In dezelfde lijn volgen reacties op het onderzoek van Dounia Bourabain over discriminatie in winkels. Volgens Christine Mattheeuws – directeur van het Neutraal Syndicaat voor Zelfstandigen – mogen onderzoekers van vreemde origine geen onderzoek naar diversiteit doen, wegens bij voorbaat “gekleurd”.

Eerder mocht ook Alona Lyubayeva haar biezen pakken na kritiek op het beleid van Homans, hetgeen nochtans in haar functiebeschrijving stond als diversiteitsambtenaar. Vergeet ook de reacties niet op de tweet met een foto van Amina Semlali om werken bij de Vlaamse overheid te promoten. Die tweet werd verwijderd in opdracht van Homans onder het mom van neutraliteit op het werk. Bourgeois voegde er recent in Terzake aan toe dat die foto enkel voor diversiteitscampagnes dient.

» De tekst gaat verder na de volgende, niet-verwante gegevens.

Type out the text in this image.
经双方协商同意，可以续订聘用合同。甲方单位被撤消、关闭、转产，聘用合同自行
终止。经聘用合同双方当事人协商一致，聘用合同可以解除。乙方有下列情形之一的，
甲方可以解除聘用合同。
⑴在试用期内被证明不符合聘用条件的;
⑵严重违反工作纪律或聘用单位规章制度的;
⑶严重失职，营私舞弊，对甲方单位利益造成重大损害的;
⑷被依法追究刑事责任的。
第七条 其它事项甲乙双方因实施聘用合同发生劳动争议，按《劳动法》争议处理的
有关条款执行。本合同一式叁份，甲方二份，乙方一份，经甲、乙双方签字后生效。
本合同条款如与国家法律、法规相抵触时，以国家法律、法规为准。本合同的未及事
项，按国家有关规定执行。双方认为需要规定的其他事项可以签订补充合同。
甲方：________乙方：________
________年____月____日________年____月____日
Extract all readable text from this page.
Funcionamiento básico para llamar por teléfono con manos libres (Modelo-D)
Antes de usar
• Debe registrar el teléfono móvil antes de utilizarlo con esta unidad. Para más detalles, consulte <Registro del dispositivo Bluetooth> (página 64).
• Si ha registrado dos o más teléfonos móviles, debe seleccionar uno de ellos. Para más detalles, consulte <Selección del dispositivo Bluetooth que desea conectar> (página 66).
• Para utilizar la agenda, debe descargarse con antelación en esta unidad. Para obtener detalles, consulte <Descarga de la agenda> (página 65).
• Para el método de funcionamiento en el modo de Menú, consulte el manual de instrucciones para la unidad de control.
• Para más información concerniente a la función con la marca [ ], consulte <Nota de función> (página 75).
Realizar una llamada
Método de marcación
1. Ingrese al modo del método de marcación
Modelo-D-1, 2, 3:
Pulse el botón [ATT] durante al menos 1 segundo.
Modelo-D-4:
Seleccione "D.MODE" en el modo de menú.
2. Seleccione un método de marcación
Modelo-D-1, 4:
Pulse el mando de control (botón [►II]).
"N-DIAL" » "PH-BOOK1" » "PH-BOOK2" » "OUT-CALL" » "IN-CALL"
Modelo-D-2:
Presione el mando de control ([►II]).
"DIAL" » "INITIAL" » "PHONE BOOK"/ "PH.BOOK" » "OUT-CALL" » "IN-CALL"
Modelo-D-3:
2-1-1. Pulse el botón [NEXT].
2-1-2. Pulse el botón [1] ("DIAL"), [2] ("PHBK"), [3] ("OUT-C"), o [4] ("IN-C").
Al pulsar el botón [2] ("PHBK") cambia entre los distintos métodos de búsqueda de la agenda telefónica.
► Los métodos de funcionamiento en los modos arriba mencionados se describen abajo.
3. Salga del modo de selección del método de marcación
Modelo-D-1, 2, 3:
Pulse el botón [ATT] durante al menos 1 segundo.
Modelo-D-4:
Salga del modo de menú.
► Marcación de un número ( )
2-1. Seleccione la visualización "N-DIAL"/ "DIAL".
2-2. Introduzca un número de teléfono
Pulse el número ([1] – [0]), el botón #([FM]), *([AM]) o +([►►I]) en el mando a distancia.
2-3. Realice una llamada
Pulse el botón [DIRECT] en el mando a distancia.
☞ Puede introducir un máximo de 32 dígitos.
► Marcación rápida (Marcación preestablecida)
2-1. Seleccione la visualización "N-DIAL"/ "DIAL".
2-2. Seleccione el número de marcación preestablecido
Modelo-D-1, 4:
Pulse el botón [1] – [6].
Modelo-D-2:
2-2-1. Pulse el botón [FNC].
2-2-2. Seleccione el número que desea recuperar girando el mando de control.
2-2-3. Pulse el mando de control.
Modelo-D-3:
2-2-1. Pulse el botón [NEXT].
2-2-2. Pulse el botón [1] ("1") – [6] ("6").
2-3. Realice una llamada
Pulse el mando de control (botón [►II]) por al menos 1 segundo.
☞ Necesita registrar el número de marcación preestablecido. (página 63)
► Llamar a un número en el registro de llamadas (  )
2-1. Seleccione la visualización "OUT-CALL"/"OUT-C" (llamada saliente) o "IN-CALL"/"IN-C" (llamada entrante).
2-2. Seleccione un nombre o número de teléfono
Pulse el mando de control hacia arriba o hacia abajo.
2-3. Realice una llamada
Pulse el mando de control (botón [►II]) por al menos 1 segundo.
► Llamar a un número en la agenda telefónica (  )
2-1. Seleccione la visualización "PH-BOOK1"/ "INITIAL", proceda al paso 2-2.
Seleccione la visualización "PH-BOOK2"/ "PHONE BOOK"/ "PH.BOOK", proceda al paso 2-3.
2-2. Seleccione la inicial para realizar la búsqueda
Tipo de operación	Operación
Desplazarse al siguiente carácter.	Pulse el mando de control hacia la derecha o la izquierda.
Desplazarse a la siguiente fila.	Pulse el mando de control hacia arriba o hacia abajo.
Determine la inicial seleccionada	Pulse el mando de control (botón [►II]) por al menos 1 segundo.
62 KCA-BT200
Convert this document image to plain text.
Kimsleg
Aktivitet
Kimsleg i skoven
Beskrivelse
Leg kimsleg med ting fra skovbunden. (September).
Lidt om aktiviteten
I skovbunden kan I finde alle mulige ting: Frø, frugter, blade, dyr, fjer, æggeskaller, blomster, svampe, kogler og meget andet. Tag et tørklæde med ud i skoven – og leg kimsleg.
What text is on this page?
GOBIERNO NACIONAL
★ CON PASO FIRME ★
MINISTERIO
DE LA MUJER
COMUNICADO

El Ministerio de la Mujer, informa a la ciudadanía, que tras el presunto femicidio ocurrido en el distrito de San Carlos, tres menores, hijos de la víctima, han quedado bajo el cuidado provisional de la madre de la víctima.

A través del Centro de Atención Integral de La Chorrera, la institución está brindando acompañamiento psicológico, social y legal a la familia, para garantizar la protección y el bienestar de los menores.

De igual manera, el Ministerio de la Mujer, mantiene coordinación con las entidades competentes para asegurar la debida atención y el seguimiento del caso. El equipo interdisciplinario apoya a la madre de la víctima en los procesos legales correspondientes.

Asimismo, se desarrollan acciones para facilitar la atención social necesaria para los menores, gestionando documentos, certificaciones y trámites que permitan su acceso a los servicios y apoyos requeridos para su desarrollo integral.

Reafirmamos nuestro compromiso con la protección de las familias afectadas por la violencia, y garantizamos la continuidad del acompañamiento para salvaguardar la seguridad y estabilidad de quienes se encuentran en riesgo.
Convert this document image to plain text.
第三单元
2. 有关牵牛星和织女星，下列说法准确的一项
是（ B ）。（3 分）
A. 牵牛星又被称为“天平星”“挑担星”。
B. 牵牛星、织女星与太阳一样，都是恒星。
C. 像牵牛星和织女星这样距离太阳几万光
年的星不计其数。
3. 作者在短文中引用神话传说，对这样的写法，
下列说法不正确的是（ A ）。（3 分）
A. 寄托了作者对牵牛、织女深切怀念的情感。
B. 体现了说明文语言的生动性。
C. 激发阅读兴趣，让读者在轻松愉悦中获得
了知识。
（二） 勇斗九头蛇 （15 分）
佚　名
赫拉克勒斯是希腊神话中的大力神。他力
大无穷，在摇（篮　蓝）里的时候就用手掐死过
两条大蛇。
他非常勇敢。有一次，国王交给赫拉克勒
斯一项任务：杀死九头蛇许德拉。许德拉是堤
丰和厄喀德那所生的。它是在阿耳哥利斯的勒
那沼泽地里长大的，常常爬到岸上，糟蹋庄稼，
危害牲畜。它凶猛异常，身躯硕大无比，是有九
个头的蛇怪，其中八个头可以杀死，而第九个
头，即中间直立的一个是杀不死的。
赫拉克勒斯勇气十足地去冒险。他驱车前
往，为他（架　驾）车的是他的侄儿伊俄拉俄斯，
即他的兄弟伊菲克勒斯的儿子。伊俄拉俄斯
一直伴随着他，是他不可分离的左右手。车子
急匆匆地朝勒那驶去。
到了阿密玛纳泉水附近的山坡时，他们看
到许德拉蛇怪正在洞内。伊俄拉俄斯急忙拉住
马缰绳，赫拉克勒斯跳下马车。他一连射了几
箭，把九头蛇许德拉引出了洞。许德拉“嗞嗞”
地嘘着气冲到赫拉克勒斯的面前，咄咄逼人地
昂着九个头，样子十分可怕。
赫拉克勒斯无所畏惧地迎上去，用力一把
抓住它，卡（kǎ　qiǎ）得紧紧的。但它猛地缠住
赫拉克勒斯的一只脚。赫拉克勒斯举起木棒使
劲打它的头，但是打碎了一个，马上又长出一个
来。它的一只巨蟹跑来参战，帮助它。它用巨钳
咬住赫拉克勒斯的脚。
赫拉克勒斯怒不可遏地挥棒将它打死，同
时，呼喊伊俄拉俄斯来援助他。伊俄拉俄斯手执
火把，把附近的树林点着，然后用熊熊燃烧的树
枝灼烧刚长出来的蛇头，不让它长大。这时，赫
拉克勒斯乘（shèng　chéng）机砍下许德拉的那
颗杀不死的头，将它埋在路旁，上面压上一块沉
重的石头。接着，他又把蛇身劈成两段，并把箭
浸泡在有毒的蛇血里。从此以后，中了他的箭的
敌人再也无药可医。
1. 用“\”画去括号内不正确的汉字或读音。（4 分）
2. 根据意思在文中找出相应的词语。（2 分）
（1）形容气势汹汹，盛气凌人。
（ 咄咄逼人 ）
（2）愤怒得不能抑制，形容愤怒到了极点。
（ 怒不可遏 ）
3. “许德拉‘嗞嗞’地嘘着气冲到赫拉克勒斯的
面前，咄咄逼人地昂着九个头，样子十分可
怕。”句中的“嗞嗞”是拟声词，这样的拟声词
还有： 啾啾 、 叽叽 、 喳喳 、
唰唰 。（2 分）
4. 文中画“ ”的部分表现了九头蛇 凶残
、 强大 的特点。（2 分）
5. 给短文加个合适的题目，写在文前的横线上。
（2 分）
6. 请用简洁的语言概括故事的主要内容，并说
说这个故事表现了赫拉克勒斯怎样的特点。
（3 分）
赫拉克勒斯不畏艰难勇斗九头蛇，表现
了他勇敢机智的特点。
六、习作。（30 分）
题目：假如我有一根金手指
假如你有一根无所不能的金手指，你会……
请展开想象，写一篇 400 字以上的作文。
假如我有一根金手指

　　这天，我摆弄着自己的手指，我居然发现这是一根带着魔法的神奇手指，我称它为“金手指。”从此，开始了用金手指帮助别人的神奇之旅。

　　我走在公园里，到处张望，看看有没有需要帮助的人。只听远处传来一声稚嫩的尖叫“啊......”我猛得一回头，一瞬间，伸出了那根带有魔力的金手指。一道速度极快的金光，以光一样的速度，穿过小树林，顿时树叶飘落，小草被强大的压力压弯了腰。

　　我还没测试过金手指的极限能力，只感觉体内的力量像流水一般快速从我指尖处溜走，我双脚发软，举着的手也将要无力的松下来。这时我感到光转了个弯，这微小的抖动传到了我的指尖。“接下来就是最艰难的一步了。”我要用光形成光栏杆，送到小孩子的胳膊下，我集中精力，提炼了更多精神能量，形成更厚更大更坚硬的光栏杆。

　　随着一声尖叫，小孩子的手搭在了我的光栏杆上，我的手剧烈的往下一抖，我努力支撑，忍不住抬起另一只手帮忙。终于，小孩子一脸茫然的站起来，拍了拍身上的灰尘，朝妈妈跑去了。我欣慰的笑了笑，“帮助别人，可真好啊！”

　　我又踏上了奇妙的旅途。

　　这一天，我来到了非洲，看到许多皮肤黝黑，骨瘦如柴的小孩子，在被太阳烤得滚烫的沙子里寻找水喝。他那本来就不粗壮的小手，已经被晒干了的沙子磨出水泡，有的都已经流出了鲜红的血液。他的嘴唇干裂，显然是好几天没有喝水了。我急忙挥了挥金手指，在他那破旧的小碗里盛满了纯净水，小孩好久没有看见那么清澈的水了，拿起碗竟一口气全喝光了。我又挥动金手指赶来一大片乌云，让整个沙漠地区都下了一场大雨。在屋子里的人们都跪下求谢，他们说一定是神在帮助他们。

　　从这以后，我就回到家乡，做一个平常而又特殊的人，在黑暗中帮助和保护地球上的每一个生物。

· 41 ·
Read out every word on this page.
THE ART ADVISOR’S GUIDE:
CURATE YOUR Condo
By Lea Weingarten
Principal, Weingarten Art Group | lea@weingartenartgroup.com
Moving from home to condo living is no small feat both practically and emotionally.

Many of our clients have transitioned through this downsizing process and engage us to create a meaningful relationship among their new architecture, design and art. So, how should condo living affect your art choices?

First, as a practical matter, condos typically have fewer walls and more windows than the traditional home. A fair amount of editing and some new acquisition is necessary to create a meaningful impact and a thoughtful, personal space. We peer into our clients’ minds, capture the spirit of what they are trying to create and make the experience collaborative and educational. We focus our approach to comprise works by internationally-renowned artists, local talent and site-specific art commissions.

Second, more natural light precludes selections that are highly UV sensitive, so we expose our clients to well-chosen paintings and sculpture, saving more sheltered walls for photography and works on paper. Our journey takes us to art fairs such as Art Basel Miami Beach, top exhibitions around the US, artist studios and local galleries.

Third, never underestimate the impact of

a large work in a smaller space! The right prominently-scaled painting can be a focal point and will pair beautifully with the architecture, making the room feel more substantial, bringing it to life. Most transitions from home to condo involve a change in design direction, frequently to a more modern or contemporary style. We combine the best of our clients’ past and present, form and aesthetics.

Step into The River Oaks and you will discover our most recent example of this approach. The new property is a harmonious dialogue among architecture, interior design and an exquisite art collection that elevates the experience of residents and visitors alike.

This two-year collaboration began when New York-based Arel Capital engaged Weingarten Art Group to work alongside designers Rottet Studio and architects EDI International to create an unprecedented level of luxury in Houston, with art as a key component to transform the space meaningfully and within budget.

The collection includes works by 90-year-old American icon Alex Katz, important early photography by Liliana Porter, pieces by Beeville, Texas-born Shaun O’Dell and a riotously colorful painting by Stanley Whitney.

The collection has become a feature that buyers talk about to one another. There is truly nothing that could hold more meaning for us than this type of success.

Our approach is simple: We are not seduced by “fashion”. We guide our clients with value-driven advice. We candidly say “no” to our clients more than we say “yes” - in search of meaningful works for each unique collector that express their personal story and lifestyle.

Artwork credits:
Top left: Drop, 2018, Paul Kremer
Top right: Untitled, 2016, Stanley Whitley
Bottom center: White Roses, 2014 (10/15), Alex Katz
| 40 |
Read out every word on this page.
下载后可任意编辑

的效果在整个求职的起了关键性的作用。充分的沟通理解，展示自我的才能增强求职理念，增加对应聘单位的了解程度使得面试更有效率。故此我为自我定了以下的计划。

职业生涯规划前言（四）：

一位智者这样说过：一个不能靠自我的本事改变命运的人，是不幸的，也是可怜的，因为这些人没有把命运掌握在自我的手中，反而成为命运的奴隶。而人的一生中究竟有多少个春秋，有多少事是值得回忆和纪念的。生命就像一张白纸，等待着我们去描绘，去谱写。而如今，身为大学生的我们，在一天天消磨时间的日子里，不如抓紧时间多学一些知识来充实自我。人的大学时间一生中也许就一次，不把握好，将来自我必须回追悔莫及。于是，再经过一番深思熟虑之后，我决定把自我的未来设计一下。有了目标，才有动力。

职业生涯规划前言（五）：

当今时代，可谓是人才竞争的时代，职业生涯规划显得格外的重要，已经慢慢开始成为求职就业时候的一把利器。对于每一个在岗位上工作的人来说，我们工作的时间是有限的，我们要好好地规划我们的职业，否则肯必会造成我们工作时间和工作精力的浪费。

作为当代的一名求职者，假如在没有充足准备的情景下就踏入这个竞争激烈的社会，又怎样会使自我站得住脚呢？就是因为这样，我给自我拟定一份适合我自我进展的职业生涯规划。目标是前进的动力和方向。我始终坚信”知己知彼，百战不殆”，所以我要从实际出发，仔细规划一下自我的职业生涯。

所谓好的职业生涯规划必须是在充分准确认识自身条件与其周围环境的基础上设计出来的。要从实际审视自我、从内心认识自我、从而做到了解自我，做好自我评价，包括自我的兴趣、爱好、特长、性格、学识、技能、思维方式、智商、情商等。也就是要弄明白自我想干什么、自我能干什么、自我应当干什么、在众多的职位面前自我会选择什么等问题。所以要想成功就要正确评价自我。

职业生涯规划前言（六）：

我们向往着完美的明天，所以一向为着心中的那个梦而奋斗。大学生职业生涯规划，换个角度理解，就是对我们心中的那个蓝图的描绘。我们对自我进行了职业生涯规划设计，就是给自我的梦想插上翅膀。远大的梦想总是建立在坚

Tja, blijkbaar moeten mensen met een migratieachtergrond hun plaats kennen. De teneur van de bovenstaande reacties is dat mensen als ik spoken zien en dat machtsverschillen niet echt spelen. Mensen zoals ik overdrijven volgens hen. Of erger we pakken het niet tactvol genoeg aan en polariseren te veel. Juist ja, anderen gaan ons leren hoe we ons moeten emanciperen.

Christophe Busch (Dossinkazerne) zei tijdens het panelgesprek op de boekvoorstelling van Rachida Lamrabets “Zwijg, allochtoon!” dat wij het in de media niet moeten hebben over zaken die polariseren zoals het hoofddoekendebat. We moeten het hebben over zaken die ons verbinden. Makkelijk gezegd als je in de positie zit waar je niet met werkloosheid wordt geconfronteerd omwille van je hoofddoek.

Ik stel deze vragen vooral aan al degenen die twijfelen of er machtsverschillen spelen in het monddood maken van “allochtone stemmen”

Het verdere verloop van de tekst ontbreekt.